To answer this question, we first need to have a sense of the labor supply behavior of undocumented immigrants. That is, we need to know information such as their employment rate and their sensitivity to changes in US wages (i.e. their labor supply elasticity.)
George J. Borjas, one of the leading economists who study the economic effects of immigration, has a new working paper that is chock full of data, including estimates of employment rates and employment responsiveness to wages. I’ll summarize his two key findings:
- Employment rates: “Undocumented immigrant men are far more likely to work than other groups, while undocumented immigrant women are far less likely to work (p. 27).” Further, “the employment gap that distinguishes undocumented men from the other groups widened dramatically over the past twenty years. By 2014, the probability that an undocumented man was employed in the CPS reference week was around 12 percentage points larger than that of native men. The probability that undocumented women are employed also grew at a relatively faster rate, but the increase was far less dramatic.
Here are Borjas’s data for men:
In 1994 native-born and undocumented immigrant men had roughly the same employment rates. By 2014, 85 percent of undocumented immigrant men had jobs compared to 81 percent of legal immigrants and 74 percent of native-born men.

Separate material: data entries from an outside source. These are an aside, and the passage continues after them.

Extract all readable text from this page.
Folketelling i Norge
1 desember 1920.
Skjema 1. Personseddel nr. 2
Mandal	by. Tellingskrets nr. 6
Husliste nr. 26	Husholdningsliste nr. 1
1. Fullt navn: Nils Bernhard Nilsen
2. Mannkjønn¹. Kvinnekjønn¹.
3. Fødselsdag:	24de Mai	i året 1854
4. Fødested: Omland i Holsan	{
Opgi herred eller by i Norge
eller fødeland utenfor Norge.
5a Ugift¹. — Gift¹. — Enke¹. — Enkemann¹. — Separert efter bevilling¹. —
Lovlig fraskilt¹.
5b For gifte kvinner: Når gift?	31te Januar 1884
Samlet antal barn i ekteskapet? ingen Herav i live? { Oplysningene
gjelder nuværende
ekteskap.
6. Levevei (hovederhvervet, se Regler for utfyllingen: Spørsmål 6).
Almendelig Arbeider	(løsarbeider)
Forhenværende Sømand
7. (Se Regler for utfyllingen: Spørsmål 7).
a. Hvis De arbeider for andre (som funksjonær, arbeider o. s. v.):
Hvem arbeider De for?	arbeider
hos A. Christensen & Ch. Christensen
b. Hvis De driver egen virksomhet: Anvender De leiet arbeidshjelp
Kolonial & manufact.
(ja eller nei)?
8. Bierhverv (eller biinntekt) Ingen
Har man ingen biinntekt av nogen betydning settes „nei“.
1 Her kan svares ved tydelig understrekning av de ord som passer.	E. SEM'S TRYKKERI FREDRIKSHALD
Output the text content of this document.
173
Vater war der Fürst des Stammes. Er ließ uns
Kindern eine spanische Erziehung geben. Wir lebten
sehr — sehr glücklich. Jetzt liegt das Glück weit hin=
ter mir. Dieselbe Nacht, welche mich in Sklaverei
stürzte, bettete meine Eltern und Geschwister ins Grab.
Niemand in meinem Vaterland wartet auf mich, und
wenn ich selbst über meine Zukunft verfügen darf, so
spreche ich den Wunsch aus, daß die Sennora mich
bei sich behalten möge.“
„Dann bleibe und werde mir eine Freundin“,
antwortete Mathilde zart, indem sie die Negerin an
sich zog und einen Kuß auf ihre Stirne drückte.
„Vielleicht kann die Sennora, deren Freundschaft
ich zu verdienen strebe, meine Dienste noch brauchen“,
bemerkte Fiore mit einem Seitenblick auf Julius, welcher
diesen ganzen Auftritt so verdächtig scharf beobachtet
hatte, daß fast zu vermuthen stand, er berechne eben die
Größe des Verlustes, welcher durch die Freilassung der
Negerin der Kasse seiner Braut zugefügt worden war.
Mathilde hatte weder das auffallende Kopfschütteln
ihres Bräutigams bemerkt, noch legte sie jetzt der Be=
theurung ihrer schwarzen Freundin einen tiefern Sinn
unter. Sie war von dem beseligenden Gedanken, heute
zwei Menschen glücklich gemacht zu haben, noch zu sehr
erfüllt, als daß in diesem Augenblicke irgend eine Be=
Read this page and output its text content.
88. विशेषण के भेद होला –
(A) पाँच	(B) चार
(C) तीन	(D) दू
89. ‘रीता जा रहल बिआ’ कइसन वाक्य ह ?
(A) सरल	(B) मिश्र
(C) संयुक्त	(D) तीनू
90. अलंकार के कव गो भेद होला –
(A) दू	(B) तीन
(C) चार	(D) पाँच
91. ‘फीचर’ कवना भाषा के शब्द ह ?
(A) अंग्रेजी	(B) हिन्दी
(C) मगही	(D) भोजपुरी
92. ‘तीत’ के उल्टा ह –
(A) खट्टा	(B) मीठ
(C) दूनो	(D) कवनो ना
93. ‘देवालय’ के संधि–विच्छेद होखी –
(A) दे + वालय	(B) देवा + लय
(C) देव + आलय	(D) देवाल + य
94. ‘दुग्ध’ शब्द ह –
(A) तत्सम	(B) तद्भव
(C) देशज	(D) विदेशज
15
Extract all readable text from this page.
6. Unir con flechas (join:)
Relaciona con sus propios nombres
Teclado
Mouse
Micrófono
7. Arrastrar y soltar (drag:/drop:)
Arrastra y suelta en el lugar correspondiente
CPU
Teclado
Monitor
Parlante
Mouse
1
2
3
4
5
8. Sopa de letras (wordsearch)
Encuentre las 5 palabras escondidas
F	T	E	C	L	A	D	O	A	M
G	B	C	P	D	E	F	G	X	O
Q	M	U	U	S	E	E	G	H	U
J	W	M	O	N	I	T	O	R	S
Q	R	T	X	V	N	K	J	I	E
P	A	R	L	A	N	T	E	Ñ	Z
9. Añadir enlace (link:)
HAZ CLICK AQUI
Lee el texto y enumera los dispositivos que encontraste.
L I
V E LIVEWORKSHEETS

One hypothesis that leapt to my mind was that lower-skilled undocumented men were substituting for similarly qualified legal and native-born men. Borjas investigates this along with a variety of other factors and concludes, “the key lesson resulting from this exercise is that the ‘usual suspects’ do not explain why the three nativity groups experienced such differential trends in labor supply over the 1994-2014 period (p. 19).” He later notes, “The factor driving the relative increase in employment of legal and undocumented immigrants remains unexplained (p. 20).”
Here are the data for women:
Two things stand out in this picture. First, the pattern of employment is reversed for women: native-born women have the highest employment rate followed by legal immigrants and then undocumented immigrants. Second, the employment rates for immigrant women (both legal and undocumented) are much lower than their male counterparts, which isn’t true for native-born women.
- Labor supply elasticity: “The labor supply of undocumented workers is not as responsive to wage changes as the labor supply of the other groups in the population. In fact, the data clearly suggest that the labor supply of undocumented men is almost perfectly inelastic (p. 27).” That is, changes in American wages don’t seem to have much, if any, effect on the hours worked by undocumented workers. In particular, the data indicate that male undocumented immigrants work an average of 36 hours per week regardless of their wage. This compares to 34.5 hours per week on average for the population as a whole.
Borjas notes that his analysis is only a first step in analyzing the economic effects of various immigration reform proposals ranging from deportation to a path to citizen ship for undocumented immigrants.
There is certainly much more work to be done. However, this first step is important as it tells us that the majority of undocumented immigrants have paid jobs and that they continue to work regardless of what happens to their wage. If we’re going to have a sensible conversation about immigration policy we need to start with these estimates.